Shaping the landscape -- Daniel Overturf, center, professor, Southern Illinois University Carbondale Department of Cinema and Photography, listens as students in this summer’s landscape photography class discuss their work. (Photo by Russell Bailey)
August 03, 2017
Student photographers capture region’s landscape
CARBONDALE, Ill. -- For recent Southern Illinois University Carbondale cinema graduate Anna Petrelli, the chance to take an intense summer class that allows her to document the region’s natural beauty and sharpen her photography skills was one she could not pass up.
“I knew there were a lot of cool places I wanted to photograph,” said Petrelli, who is from Park Forest. “There are endless possibilities of things to shoot and build your portfolio with. I’m really into documentation, environmental portraits and landscapes.”
Meanwhile, Louis Washkowiak, a senior in cinema and photography from Spring Valley, has been taking landscape photographs since childhood, when he took a camera that his mother gave him and snapped photos at nearby Starved Rock State Park.
“That’s where I developed my love for nature and landscape,” said Washkowiak, the son of Wayne and Sally Washkowiak. “It’s my way of expressing my own vision. I’m not a very vocal person; I’m more of a listener. Photography is my way of showing things -- how I view the world and take in an environment.”
Petrelli and Washkowiak are two of 18 students taking a landscape class in a condensed four-week setting that will conclude with the end of the university’s summer session on Friday, Aug. 4. The course, taught by Daniel Overturf, a professor in the Department of Cinema and Photography, is similar in many ways to his small town documentary class, a biennial semester-long project that chronicles communities in the region.
The current daily, three-hour landscape class sessions include critiques of prints the students might have shot the previous day, ranging from lakes, fields, mine strip cuts and urban areas. Overturf said one component in this advanced landscape class is that by the end of the first week students were showing their work for portfolios and receiving feedback. Overturf is delighted with interest in the class.
“I think it had a lot to do with people’s interest in the landscape and that they could really hit the ground running,” he said. “I wasn’t challenging them with anything new in terms of technique; it’s more about an opportunity to explore.”
In class, there are discussions about the essential visual element skills to what Overturf said might be initially confusing as students look for patterns and shapes -- not just “postcard” style shots.
“Maybe it’s a new topic, maybe it’s a new opportunity for them to concentrate on this topic,” he said. “But I have from the very beginning reminded them that basic photographic skills apply in almost every circumstance, including the landscape,” he said. “A lot of people, when they photograph the landscape, get caught up in the specific content of what they are photographing. What I try to remind them is to look at trees or rocks as shapes and patterns. The stronger photographs have stronger individual voices.”
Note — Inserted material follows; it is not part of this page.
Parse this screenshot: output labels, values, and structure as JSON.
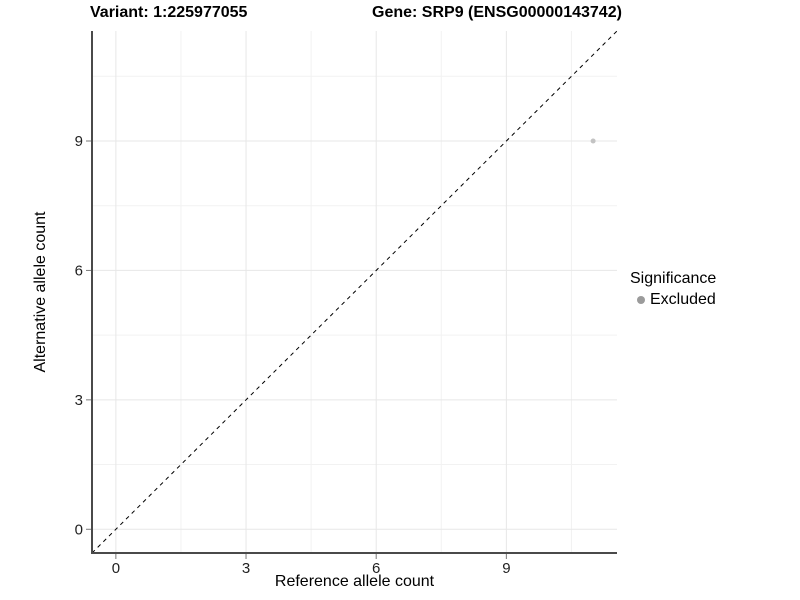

Washkowiak was among a group of seven students who accompanied Overturf to Scotland in June; the landscape there was much different, he said. Washkowiak typically prints and edits his photos in the morning before attending class and taking in observations from other students. He said he applies those notes when he will shoot more photos later in the evening.
“I pretty much eat, sleep and breathe photography,” he said.
Petrelli, the daughter of Holly and Michael Petrelli, earned her bachelor’s degree in May and was set to move to Los Angeles, Calif. She is reconsidering that initial plan for now after becoming “too attached” to the region. Petrelli’s mother graduated from SIU Carbondale in 1975 and the family would return to the area to camp and hike when Petrelli was younger.
“I love Southern Illinois. It’s kind of an extension from home,” she said. “We’ve always come down here. It’s another world compared to the suburbs, a better world.”
Petrelli was a student in Overturf’s small town documentary class in fall 2017 where she concentrated on Grand Chain. That 16-week class provided the opportunity to shoot during the changing seasons.
For her, photography provides an ability to stop time.
“When you take a shot, that moment is over. But you have instilled it time. It’s kind of like cheating the system and stopping time so you always have that memory with you,” she said.